3. Parametri comparabili ed espulsioni
Dilagano adesso post in cui viene confrontata l’esigua decina di “mele marce” (14) con “gli altri”: con i 575 indagati del PD ad esempio (riflessione proposta da la Taverna, nomen omen). Sembrerebbe inutile sottolineare, ma in Italia non è mai così, che si mischiano cavoli e capre: Taverna propone un numero complessivo di indagati del partito, ammesso sia quello (complesso verificarlo), che tiene conto di parlamentari e amministratori di ogni ordine e livello. Mentre nel caso dei 5 stelle conta soltanto le “mele marce” di questa storia. Sarebbe inutile, adesso sì, indurre a riflettere che da un lato si contano parlamentari e dall’altro l’insieme totale degli esponenti indagati, amministratori comunali compresi. E sarebbe del tutto impossibile richiedere, se di confronto reale volessimo parlare, provare a proporzionare le cifre con il numero di realtà amministrate, per ottenere un presunto “indice di indagabilità”: indagati / n° enti amministrati. Il risultato sorprenderebbe tanti. Su 17 comuni amministrati dai 5 Stelle, ben un terzo di queste realtà è interessato da vicende contorte e amministratori indagati. Che è una media altissima, superiore a quella di Forza Italia, UDC e PD. E lo stesso con le “espulsioni” (ricordate “noi li espelliamo, da voi fanno carriera”?): il terribile PD ne espelle spesso, in occasione di condanne o anche solo di comportamenti o uscite mediatiche che lo imbarazzano. Oltre che per motivi politici. Anzi, per anni il M5S ha additato il PD nel senso opposto: molti di voi ricorderanno la lista che denunciava quasi 600 espulsioni in un anno del PD, mai discusse con la base e tante, tra queste, per valutazioni conseguenti a procedimenti giudiziari.
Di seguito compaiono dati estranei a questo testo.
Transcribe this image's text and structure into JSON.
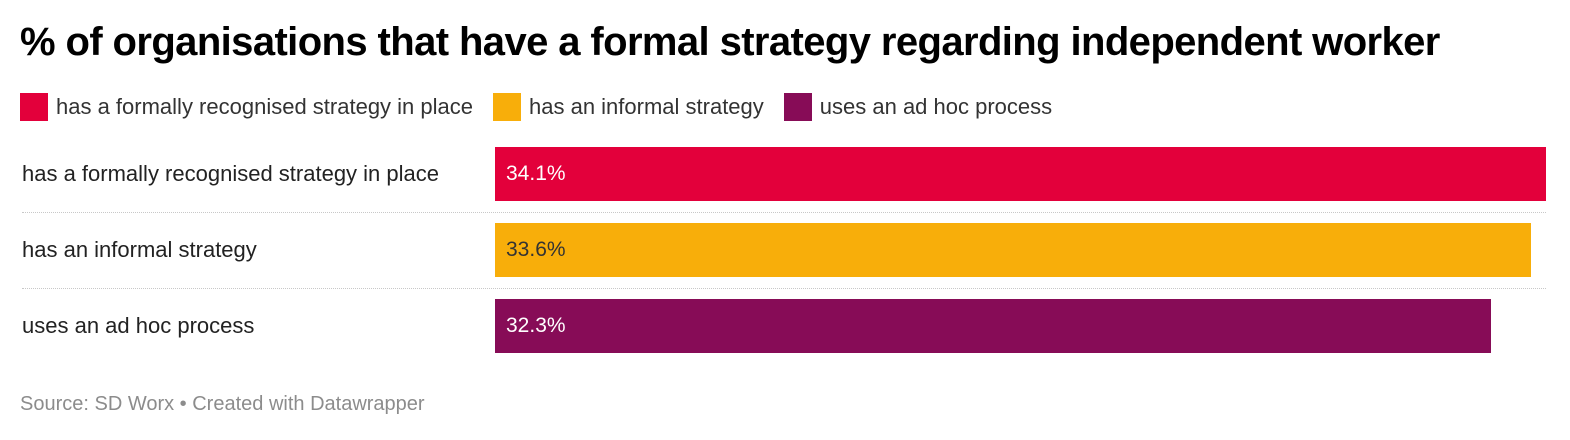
{
  "title": "% of organisations that have a formal strategy regarding independent worker",
  "legend": [
    {
      "label": "has a formally recognised strategy in place",
      "color": "#e3003b"
    },
    {
      "label": "has an informal strategy",
      "color": "#f8ae0a"
    },
    {
      "label": "uses an ad hoc process",
      "color": "#870c57"
    }
  ],
  "chart_data": {
    "type": "bar",
    "orientation": "horizontal",
    "categories": [
      "has a formally recognised strategy in place",
      "has an informal strategy",
      "uses an ad hoc process"
    ],
    "values": [
      34.1,
      33.6,
      32.3
    ],
    "value_labels": [
      "34.1%",
      "33.6%",
      "32.3%"
    ],
    "colors": [
      "#e3003b",
      "#f8ae0a",
      "#870c57"
    ],
    "label_colors": [
      "#ffffff",
      "#333333",
      "#ffffff"
    ],
    "unit": "%",
    "title": "% of organisations that have a formal strategy regarding independent worker",
    "xlabel": "",
    "ylabel": "",
    "xlim": [
      0,
      34.1
    ],
    "grid": false,
    "legend_position": "top-left"
  },
  "footer": {
    "source": "Source: SD Worx • Created with Datawrapper"
  }
}
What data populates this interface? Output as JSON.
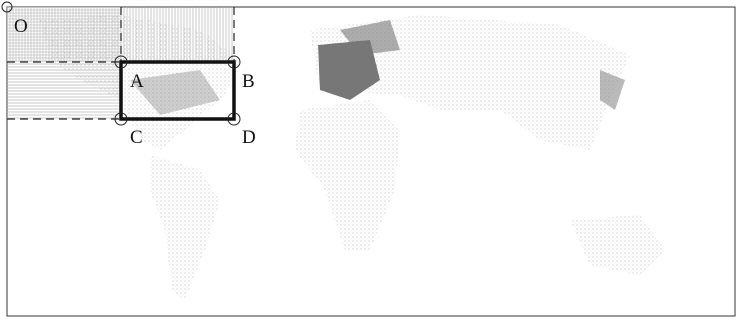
{
  "points": [
    {
      "label": "O"
    },
    {
      "label": "A"
    },
    {
      "label": "B"
    },
    {
      "label": "C"
    },
    {
      "label": "D"
    }
  ]
}
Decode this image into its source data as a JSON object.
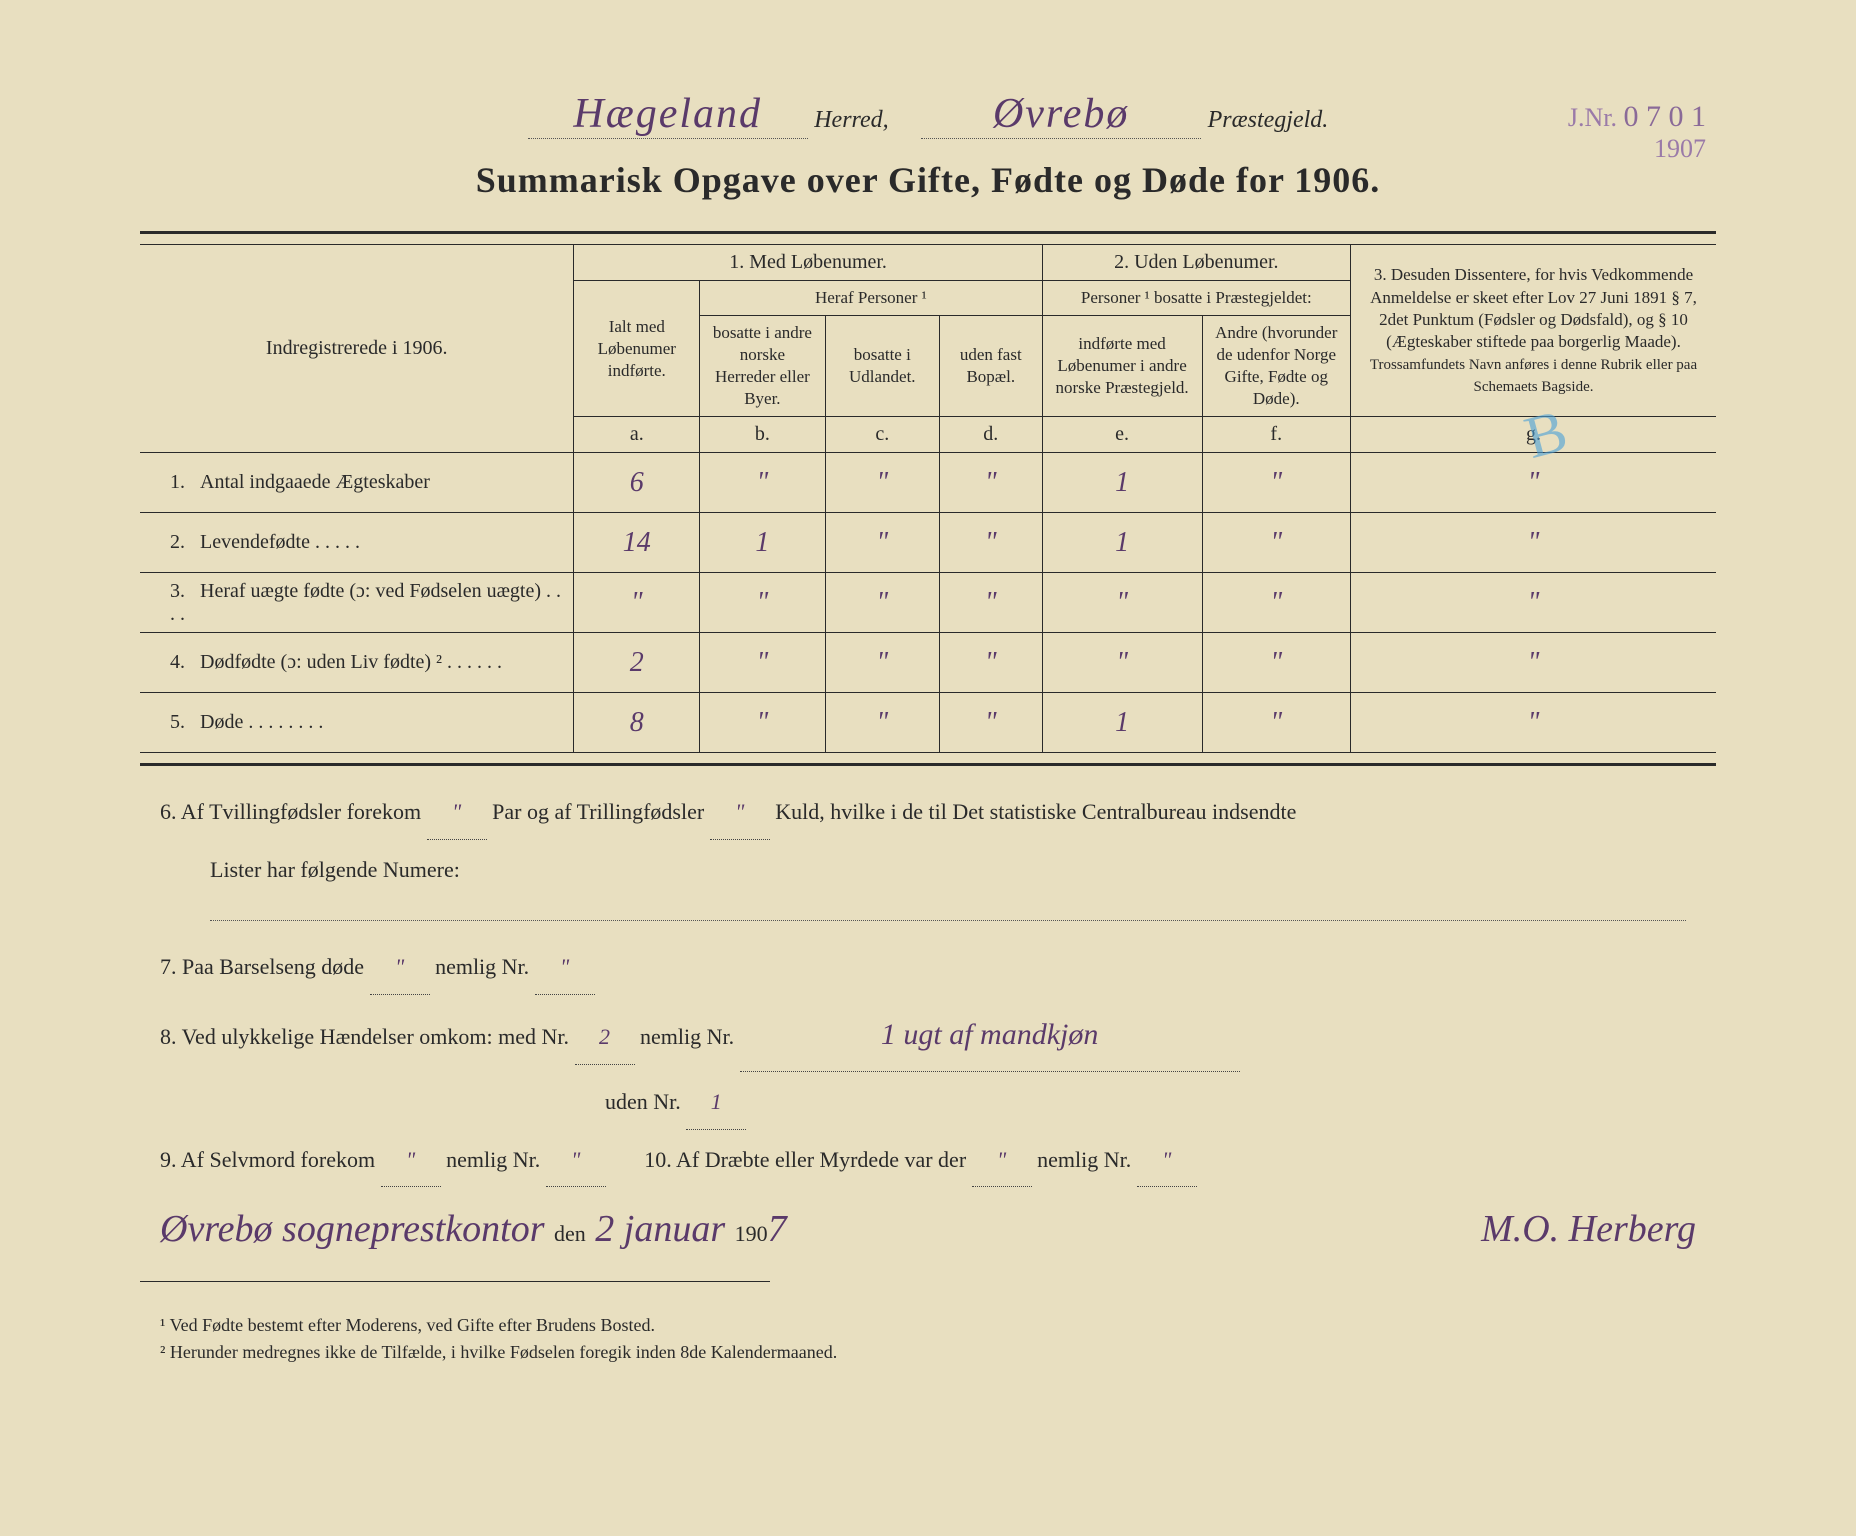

4. Il microcredito. Davvero micro.
La disinformazione è totale, ma funzionale. Il microcredito è uno strumento disciplinato in Italia nel 2010 – ben prima della notorietà regalatagli dai 5 stelle – mentre il fondo a cui il movimento destina i soldi (chiaramente non i bonifici-boomerang) è il “fondo di garanzia” (fondato dal governo Prodi) e che – dispiace dirlo – è qualcosa che garantisce soprattutto le banche, nei loro rapporti con le PMI. Esiste e si rende utile, a disposizione delle imprese nelle aree svantaggiate del Paese, piuttosto a prescindere dal benemerito contributo dei pentastellati. 22 / 23 milioni la cifra devoluta in questi anni dai 5 stelle? Posto che costituirebbe meno dello 0,2% delle risorse movimentate, si legge che tale importo avrebbe consentito di “avviare / risollevare” 7 mila imprese. Buona cosa, ma facendo due conti viene fuori una media di 3.285 € ad impresa, che non sembra essere una garanzia così determinante per nessuna banca o salvifica per nessun tipo di attività. Qualcosa non torna. Anzi, il quadro diventa sempre più chiaro: le 1600 / 1700 € mensili potrebbero essere innanzitutto un ottimo investimento di marketing? Del resto, costa al politico meno di tante altre modalità pubblicitarie ed ha un messaggio molto più forte ed efficace. Specie considerato che sui reali importi non entra nel merito neppure l’1% del popolo, e resta ai più “il dimezzamento” dello stipendio.
Parentesi: Di Maio & Co. hanno votato contro l’allargamento di quel fondo del Mise su cui versano i soldi.